- Website: www.citrussaturday.org

= Citrus Saturday =

Citrus Saturday is an international experiential learning programme developed by UCL Advances, the centre for entrepreneurship and business interaction at University College London, aimed at teaching entrepreneurship and enterprise skills to young people around the world by giving them the opportunity to set up a one-day lemonade business and make profit for themselves. The program has developed the Citrus Saturday toolkit, used by groups that work with young people, providing guides, videos and other resources to enable participants to experience business at first-hand.

==History==
Citrus Saturday was founded by UCL Advances in London in 2011, who sought to create a programme similar to Lemonade Day (in the USA) to promote entrepreneurship in other parts of the world.

Secondary School pupils local to the university in the London Borough of Camden participated in the first Citrus Saturday in July 2011 and by 2012 the program had expanded to Bridgwater, Dublin, Ireland and Edinburgh. In 2013 the program extended to several central locations in London like Covent Garden Market, the South Bank, Euston Station, Paddington Station and Camden Lock Market. and in to new places like Caen, France, Mbabane, Swaziland, and Maputo, Mozambique. Citrus Saturday expanded across Europe in 2014, with events taking place in Spain, Belgium, France, Germany and Greece.
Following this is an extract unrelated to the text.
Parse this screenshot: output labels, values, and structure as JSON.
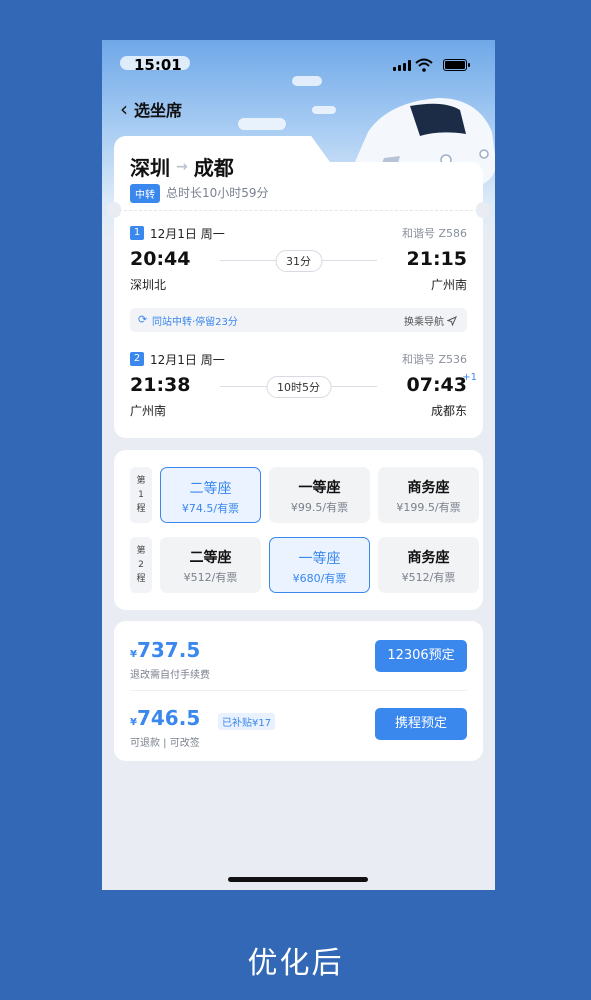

==Awards and recognition==
As of Winter 2014, 800 young people have sold citrus products across 150 stands with the help of over 400 volunteers in Europe and Africa, resulting in sales of £15,000. Citrus Saturday was awarded the European Institute of Entrepreneurship award for youth interaction. Timothy Barnes won the 2014 Queen's Award for Enterprise Promotion for his achievements in enterprise promotion.